Investors can take some comfort in the fact that the United States is on marginally firmer footing and that emerging market growth should begin to stabilize in the second half of the year as the impact of 2011’s monetary tightening wanes. That said, a number of risks have the potential to cause a global double-dip recession:
1. Europe remains the major risk. While it appears that a Greek exit is not as imminent as some had feared back in May, the election results do not change the underlying fundamentals. Even if Greece remains in the euro, a bolder plan for tighter fiscal integration is proving frustratingly elusive.
2. The need to recapitalize the Spanish banking system. This is now probably a bigger threat to the European enterprise than whether or not Greece decides to remain in the euro.

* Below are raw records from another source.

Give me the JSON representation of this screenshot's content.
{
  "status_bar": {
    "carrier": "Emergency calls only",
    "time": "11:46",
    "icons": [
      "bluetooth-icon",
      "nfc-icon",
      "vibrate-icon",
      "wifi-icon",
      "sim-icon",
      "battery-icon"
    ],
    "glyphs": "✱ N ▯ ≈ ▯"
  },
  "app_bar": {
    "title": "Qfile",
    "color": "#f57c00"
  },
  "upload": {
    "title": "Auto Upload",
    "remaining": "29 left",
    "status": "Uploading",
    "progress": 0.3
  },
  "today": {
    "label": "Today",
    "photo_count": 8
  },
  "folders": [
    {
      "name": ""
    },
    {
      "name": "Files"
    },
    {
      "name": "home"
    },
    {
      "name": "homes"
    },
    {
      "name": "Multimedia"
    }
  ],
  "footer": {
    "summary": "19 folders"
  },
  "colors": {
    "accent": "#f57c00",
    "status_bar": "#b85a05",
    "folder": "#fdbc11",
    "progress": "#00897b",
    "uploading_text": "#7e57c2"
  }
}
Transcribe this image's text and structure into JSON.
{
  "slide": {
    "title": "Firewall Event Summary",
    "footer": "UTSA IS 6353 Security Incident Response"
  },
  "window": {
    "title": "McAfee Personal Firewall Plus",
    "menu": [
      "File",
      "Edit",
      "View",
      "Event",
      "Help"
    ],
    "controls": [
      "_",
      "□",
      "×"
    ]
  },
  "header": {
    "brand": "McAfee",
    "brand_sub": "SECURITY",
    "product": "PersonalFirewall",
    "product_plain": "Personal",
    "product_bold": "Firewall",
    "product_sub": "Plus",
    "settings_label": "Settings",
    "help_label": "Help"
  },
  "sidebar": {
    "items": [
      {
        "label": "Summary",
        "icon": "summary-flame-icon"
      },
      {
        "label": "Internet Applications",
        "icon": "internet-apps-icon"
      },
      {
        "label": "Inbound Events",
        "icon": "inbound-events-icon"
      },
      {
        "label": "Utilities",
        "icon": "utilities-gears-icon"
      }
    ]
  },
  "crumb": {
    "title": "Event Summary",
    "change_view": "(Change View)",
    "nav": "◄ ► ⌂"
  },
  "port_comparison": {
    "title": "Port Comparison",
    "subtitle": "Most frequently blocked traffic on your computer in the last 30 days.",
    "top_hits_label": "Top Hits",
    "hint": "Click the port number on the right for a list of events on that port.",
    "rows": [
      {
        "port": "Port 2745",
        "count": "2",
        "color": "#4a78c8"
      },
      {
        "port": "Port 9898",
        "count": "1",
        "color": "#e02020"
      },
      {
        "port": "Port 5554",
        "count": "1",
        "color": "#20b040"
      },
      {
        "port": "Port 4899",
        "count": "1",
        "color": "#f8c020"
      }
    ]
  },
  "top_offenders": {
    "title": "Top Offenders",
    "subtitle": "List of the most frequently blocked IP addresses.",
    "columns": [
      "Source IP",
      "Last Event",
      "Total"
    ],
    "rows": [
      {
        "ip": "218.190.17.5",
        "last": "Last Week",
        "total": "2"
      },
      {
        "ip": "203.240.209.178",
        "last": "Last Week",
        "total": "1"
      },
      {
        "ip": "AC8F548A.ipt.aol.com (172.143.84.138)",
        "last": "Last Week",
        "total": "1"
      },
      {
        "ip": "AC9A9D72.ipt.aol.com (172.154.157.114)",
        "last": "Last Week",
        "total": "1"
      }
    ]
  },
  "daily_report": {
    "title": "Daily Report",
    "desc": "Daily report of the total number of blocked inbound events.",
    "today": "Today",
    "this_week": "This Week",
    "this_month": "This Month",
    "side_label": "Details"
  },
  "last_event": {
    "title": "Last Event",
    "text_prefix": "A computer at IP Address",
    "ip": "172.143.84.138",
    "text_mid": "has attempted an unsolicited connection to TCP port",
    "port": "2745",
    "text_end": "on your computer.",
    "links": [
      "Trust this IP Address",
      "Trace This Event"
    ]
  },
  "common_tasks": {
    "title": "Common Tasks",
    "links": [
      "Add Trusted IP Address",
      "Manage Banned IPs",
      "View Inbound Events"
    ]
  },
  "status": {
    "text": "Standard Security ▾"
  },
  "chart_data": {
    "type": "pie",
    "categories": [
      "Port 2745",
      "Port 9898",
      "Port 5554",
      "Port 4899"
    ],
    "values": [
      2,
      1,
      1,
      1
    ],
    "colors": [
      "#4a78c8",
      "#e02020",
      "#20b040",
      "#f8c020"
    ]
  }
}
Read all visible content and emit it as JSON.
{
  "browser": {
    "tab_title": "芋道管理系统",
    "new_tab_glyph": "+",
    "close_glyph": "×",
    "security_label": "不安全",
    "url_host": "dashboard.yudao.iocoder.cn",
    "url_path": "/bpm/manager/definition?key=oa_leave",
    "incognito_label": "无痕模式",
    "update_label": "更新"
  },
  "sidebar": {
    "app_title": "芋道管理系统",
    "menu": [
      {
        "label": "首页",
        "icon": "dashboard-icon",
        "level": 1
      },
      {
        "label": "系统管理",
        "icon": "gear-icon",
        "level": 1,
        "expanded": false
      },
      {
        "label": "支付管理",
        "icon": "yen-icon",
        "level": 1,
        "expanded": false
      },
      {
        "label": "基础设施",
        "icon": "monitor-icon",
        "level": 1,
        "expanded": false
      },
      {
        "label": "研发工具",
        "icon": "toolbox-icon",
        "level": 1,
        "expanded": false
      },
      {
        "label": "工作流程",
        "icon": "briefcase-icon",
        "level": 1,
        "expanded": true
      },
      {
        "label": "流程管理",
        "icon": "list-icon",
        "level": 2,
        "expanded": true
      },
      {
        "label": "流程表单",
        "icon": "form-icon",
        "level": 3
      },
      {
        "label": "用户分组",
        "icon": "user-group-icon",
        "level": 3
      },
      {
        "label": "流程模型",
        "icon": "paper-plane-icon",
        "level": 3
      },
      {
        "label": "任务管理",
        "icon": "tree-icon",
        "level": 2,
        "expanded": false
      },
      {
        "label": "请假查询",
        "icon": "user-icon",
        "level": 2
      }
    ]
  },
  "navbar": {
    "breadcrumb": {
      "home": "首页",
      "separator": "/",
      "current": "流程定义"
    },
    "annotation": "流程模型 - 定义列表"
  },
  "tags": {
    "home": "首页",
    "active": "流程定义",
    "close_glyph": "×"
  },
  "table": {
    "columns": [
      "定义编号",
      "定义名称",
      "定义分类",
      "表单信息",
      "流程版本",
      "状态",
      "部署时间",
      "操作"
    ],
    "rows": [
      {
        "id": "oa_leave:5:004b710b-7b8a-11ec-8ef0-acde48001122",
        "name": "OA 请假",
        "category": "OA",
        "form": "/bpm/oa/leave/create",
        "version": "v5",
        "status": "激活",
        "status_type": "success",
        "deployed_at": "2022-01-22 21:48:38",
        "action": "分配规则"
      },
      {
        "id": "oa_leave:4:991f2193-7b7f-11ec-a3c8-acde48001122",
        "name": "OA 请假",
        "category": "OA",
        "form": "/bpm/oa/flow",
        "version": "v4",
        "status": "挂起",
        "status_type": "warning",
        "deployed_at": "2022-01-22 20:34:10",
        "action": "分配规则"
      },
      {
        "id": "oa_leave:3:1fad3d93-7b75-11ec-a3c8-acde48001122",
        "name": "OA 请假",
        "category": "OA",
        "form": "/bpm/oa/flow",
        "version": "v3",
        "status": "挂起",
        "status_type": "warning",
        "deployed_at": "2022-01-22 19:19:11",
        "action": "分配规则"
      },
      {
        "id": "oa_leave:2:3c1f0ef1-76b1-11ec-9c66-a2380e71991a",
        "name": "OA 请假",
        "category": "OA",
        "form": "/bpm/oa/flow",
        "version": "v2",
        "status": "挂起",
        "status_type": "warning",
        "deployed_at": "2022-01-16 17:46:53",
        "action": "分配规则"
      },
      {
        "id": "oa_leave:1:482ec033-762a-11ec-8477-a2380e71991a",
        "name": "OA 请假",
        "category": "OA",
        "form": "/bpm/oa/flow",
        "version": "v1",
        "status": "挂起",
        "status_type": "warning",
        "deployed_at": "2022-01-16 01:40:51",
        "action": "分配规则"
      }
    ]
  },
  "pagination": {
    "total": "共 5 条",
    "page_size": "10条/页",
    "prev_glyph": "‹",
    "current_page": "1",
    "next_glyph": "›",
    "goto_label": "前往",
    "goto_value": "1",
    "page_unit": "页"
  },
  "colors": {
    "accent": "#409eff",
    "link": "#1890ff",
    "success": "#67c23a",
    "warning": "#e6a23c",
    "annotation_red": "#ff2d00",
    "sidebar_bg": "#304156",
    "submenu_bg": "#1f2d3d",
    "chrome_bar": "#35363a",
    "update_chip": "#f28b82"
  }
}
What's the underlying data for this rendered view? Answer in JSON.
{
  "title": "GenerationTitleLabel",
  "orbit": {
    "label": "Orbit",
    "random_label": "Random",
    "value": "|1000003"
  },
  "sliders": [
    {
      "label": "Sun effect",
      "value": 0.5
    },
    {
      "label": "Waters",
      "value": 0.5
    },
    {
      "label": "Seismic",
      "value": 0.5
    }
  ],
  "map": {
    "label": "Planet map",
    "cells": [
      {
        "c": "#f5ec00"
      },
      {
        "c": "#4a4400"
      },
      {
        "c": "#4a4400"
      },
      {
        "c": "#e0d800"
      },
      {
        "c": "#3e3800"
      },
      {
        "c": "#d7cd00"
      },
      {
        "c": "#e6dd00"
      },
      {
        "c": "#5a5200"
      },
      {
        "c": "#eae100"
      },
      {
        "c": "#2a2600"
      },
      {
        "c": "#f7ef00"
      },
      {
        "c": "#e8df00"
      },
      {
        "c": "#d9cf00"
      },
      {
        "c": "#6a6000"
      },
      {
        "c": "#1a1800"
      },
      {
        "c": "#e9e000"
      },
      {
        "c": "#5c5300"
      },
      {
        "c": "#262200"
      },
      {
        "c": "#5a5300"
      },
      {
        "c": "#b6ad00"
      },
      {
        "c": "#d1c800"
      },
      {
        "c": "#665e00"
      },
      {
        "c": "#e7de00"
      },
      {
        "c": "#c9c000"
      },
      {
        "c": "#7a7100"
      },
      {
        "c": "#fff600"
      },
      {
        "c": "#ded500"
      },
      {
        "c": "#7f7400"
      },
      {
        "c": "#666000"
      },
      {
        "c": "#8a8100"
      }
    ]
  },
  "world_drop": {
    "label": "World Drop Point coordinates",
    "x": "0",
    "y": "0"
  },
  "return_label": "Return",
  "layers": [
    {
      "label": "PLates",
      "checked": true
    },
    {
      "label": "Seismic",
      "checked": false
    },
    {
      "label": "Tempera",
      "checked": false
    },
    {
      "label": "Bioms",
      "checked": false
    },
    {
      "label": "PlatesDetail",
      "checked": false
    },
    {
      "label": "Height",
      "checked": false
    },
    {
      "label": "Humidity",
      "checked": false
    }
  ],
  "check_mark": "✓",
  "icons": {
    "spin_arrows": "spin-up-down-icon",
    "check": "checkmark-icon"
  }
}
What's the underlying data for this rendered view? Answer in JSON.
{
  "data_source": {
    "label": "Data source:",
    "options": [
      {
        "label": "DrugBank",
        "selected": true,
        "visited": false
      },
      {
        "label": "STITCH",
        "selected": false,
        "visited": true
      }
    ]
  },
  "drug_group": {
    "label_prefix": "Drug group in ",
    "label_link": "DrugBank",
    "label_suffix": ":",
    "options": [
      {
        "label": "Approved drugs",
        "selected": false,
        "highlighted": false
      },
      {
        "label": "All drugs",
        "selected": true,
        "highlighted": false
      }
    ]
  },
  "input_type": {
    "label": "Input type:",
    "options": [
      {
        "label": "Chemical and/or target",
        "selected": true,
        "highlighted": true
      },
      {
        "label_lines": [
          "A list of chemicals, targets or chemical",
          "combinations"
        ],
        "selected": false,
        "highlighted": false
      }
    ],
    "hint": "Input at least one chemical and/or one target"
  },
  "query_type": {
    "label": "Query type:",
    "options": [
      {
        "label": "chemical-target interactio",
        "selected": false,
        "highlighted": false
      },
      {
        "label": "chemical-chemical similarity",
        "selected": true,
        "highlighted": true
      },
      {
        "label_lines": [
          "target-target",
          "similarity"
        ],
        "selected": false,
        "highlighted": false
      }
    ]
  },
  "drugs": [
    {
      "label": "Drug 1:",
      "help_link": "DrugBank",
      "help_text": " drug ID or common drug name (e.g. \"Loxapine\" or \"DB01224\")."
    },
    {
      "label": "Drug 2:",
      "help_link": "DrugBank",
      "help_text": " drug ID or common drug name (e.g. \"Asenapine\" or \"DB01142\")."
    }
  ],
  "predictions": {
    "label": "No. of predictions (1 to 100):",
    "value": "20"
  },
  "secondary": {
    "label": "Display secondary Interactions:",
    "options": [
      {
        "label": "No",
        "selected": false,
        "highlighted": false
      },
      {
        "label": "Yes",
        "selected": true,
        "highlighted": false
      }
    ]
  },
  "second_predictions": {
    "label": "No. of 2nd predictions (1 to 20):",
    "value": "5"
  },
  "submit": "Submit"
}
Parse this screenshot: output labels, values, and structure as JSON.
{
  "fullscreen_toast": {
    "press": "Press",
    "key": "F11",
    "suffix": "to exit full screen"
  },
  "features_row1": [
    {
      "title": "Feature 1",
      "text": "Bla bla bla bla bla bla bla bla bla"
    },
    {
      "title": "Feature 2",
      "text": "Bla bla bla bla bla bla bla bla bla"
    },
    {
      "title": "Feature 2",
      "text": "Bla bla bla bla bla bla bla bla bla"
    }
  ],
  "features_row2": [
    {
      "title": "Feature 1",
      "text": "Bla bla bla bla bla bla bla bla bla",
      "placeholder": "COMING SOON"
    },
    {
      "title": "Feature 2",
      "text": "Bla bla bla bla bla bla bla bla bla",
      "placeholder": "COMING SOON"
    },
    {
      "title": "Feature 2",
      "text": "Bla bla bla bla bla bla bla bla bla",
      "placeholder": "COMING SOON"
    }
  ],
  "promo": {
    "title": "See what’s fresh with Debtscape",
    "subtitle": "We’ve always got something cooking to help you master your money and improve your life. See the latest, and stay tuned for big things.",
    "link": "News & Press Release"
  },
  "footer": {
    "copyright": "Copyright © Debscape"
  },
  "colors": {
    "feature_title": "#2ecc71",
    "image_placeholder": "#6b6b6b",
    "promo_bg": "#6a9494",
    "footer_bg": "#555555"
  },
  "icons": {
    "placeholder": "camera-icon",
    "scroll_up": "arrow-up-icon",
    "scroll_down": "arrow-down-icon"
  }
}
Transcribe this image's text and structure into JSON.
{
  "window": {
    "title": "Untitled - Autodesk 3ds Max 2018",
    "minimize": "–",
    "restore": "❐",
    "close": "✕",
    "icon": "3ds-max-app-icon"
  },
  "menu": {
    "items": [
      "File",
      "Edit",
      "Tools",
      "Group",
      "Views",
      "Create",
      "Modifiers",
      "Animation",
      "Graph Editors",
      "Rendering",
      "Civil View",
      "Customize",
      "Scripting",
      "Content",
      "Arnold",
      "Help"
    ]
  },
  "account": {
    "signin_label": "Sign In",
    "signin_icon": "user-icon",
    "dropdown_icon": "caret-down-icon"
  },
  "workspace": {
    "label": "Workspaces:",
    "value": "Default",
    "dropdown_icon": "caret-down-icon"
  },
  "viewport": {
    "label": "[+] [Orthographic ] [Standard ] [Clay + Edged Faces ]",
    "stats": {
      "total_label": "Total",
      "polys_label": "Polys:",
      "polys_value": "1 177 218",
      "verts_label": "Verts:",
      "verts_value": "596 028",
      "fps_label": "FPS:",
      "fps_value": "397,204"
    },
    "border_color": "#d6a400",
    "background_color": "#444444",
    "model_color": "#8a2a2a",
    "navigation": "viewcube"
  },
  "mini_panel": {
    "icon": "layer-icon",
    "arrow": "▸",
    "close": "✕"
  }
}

3. The potential “fiscal cliff” facing the United States in six months, which investors may be underestimating. Not surprisingly, there has been no progress to date on addressing either the long-term fiscal imbalances or the massive, pending fiscal drag facing the United States in January. Given the soft recovery, if current policy is not altered, the risk of a US double-dip recession rises. As of this writing, while the subject is much debated, investor behavior suggests that this risk is not currently discounted into asset prices.
In light of these realities, we believe investors are in for a rocky road and volatility will remain elevated. We would still continue to advocate for a relatively conservative portfolio composed of high-dividend paying stocks—including in emerging markets—and US spread products, such as investment grade and municipal bonds.